The Pagoda is almost always included in any day tour that you might do in Hue. Get Your Guide and Viator both have heaps of options for day tours, however this GYG one and this Motorbike Tour of Hue through Viator one looks great. It doesn't visit all of the sights of Hue, but it is with a local person and you get to have a traditional Vietnamese breakfast, visit the Pagoda, the literacy centre, a market where you purchase all your ingredients and then a cooking lesson. I think it looks like fun.
Day Tours Of Hue that Visit Thien Mu Pagoda
If you are after something a bit more active, you could do this cycling tour (with the dragon boat up the river) or even this E-Bike tour which is still active but a little less so! The EBike tour doesn't do the bridge, however it does have some different sights on it so I would think it was worth it. You can always get a taxi out to the bridge at any point.

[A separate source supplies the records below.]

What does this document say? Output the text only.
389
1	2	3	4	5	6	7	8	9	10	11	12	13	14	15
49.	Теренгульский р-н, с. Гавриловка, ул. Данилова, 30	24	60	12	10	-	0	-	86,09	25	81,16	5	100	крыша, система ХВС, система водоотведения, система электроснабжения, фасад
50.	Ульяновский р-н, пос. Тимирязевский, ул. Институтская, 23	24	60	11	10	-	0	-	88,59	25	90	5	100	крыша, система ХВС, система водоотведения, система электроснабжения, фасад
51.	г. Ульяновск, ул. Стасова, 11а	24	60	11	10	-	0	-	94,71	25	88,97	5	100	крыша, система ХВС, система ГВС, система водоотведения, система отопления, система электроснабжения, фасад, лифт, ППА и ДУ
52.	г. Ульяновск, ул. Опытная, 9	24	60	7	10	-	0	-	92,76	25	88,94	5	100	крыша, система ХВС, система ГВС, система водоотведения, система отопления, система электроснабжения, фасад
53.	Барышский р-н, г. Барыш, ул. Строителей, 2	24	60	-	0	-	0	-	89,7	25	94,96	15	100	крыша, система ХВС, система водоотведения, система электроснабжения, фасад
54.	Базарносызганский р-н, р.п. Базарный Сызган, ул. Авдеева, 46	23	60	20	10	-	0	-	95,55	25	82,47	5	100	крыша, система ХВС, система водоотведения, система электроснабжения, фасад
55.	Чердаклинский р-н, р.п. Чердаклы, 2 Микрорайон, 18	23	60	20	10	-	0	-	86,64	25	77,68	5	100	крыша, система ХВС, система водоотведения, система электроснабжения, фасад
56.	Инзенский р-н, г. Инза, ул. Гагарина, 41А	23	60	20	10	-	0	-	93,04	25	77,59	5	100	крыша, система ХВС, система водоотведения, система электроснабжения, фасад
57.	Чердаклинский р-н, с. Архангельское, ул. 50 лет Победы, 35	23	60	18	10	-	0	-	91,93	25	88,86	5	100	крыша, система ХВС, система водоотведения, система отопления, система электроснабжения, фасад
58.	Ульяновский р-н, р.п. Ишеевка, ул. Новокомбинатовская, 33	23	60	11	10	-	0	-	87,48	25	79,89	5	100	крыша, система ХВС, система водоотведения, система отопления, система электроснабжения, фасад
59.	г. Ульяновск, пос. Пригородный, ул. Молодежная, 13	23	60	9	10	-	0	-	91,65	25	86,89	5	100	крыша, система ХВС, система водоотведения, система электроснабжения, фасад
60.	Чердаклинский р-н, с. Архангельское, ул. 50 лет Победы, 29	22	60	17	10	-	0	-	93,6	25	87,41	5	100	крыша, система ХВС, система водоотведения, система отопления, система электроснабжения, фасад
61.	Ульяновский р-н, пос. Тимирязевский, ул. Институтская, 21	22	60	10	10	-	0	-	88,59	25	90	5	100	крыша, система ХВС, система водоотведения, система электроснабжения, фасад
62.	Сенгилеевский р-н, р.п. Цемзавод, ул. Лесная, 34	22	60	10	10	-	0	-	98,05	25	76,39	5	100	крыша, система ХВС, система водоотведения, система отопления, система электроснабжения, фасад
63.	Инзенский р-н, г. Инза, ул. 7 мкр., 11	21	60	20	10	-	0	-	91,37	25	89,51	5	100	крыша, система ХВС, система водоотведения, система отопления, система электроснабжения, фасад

Boating up the Perfume River
We returned to Hue via boat along the Perfume River which was a slow trip and of course went via the wood carvers just in case you wanted to buy something. By this stage the “you buy you buy” was wearing very thin. I’m sure Vietnam was awesome a decade ago but it’s very much “tourist Asia” now and is exhausting when you are there to see things and not lie on the beach and shop. It gets really hard not to be rude and if possible they are even more insistent with their sales pitch than Thailand or even Kuta.
I'm not kidding about the sales pitch. Any Australian who has ever been to Kuta knows of the intense sales pitches you get every 3 steps and honestly in Vietnam I felt it was a little more intense than that. We didn't notice it as much around Hue, however of course most trips of some kind have at least one shopping stop. This is where it kicks in. My recommendation is to just not go inside.
You can have allergies to dust, or feel a little car sick to make up a reason if you don't want to offend anyone, however there are some instances where I'm flat out truthful. I just say “I have no interest in buying anything at all and I'm not going in” and I say it in a firm voice but without any anger or aggression. It is almost always just accepted at face value.
Once I had a tour guide try to appeal to me with “the local people need this help”, to which I responded “I understand but I paid for this day tour so I am helping the local community.” I know I sound tough but honestly I have no challenge being taken to a local business on a day tour, but I do take offence to someone trying to take my choice away with regards to whether I go in or not.
I've bought some of my most treasured souvenirs on some of these “you buy you buy” shopping stops, but I've bought them because it was something I already wanted, it was something that just spoke to me or I saw something that one of my loved ones would love. I've never ever bought anything from being pressured to and I refuse to start now.
Shopping stops aside, the highlights of the day for me was getting some great photos in the overcast weather and my favourite photo of the trip, which I had to try and take in very bad light in a hurry so while the quality is crap I LOVE the composition. Its a young monk in training sitting in a doorway reading his books in semi-darkness with a single light casting a glow over his back toward his book. His total disregard for the tourists browsing the tombs and dedication to his studies was pretty inspiring. As you can see the quality is rubbish but I love it.
Motor Biking Around Hue For The Day – Conclusion
Firstly – this was a really fun day.
- The riders were all older gentleman so no speed demons or crazy drivers.
- Everywhere we visited (with the exception of the shopping) we had heaps of time,
- They had ponchos for us for the rain which was great &
- Our lunch at the convent and time at the historical sites was stress free
I would thoroughly recommend this as a great way to see everything that Hue has to offer.